Secrecy at public college fuels distrust
This from the Herald-Leader:
There is nothing wrong with the fact that Eastern Kentucky University is taking a long, careful look at how to best use its resources.
That's the responsible thing to do periodically, to re-examine programs and spending to be sure they reflect the university's goals and mission.
Like all change, though, this entails an element of uncertainty, and with it fear.
Everyone knows that public universities aren't magically going to see more tax dollars coming their way, so one program's growth could mean another's demise.
And that's one of the biggest problems with the secretive approach EKU has used to sort things out: it fuels fear and distrust.
A 22-member task force has been meeting behind closed doors for three months. The Board of Regents also met in private April 30 and will again next month when the task force presents its recommendations.
Regents chairman Craig Turner told Herald-Leader reporter Linda Blackford that the point of this exercise is to "get everybody going in one direction in a vision that says the key is for Eastern to get better."
However, that's going to be tough since the faculty and staff have largely been excluded from participating in building the vision or having any input into the direction.

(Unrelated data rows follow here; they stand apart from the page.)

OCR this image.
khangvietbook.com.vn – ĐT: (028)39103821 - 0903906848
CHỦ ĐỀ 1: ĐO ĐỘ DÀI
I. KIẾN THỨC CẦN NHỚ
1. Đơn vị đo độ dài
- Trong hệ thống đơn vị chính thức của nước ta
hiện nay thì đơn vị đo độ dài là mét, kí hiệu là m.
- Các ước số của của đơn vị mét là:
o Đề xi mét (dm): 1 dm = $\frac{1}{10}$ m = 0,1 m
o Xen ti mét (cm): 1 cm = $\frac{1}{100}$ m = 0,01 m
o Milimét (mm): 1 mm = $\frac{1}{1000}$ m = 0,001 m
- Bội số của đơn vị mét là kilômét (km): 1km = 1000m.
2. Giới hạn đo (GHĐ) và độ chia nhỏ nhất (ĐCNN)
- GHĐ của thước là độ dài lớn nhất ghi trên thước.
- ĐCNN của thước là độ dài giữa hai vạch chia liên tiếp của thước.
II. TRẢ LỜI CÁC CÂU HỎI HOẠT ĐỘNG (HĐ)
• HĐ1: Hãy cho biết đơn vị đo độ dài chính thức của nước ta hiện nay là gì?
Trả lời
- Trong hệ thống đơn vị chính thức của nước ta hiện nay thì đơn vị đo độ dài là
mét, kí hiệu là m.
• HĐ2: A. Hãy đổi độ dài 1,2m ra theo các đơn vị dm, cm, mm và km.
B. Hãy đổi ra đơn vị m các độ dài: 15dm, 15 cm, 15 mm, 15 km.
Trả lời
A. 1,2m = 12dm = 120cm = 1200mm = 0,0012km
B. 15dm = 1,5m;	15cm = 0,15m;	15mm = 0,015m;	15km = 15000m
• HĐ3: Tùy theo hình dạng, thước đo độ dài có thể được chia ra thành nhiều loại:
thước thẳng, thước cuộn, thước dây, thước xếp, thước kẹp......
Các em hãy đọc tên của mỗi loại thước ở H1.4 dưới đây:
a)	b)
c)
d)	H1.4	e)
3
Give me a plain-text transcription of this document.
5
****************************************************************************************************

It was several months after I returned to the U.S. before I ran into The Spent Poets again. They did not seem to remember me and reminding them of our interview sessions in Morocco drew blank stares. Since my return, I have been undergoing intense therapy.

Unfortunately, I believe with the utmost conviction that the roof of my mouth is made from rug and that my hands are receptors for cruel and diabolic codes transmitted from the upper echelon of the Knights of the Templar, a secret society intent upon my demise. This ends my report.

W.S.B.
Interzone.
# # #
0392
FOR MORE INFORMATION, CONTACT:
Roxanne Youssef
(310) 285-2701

It's also troubling that EKU, which has already gained a black eye in terms of openness by pursuing, unsuccessfully and at great expense, a long legal fight to keep information about the firing of the manager of its new performing arts center out of public view, is again trying to keep its public business private.
That skates too close to violating Kentucky's freedom of information statutes, as First Amendment lawyer Jon Fleischaker told Blackford.
"I think the idea that a public university can treat itself like a private corporation when they're dealing with public dollars is inappropriate and it's against the law," Fleischaker said.
This is all doubly concerning because a new president, Michael Benson, will take over at EKU August 1 from retiring Doug Whitlock, who set this budget examination in motion in February.
Benson has been kept apprised of the task force's work and has approved the changes made so far.
It will be tough for Benson to get buy-in from a faculty and staff that have been shut out of the process. We hope Benson will make it a first order of business to change the administrative culture at EKU to one that respects both the campus community and the law, by sharing as much information as possible.
2 comments:
The Herald-Leader misses in both of its recent articles the central cause of this entire fiasco: Craig Turner. His manufactured "budget crisis" is his brainchild -- classic business model designed to invoke fear and panic so the institution can take extraordinary measures. And then to make matters worse, he puts the same failed administrators in charge of these cuts behind closed doors to figure it out on their own. Talk about the blind leading the blind. Our only hope is that Benson has better administrative instincts and he ratchets back Turner's tyrannical tendencies, and he works methodically to replace EKU's out-dated, interest vested, central administration. I know -- but you have to hang onto something......
I agree with Fleischaker, these folks are public employees working with public funds. I am not sure how they can justify making decisions behind closed doors about university program and spending priorities. Just makes everyone that more worried about what is going on. The little info you do get just gives you terse decision without any rationalization or explanation for why it is occuring.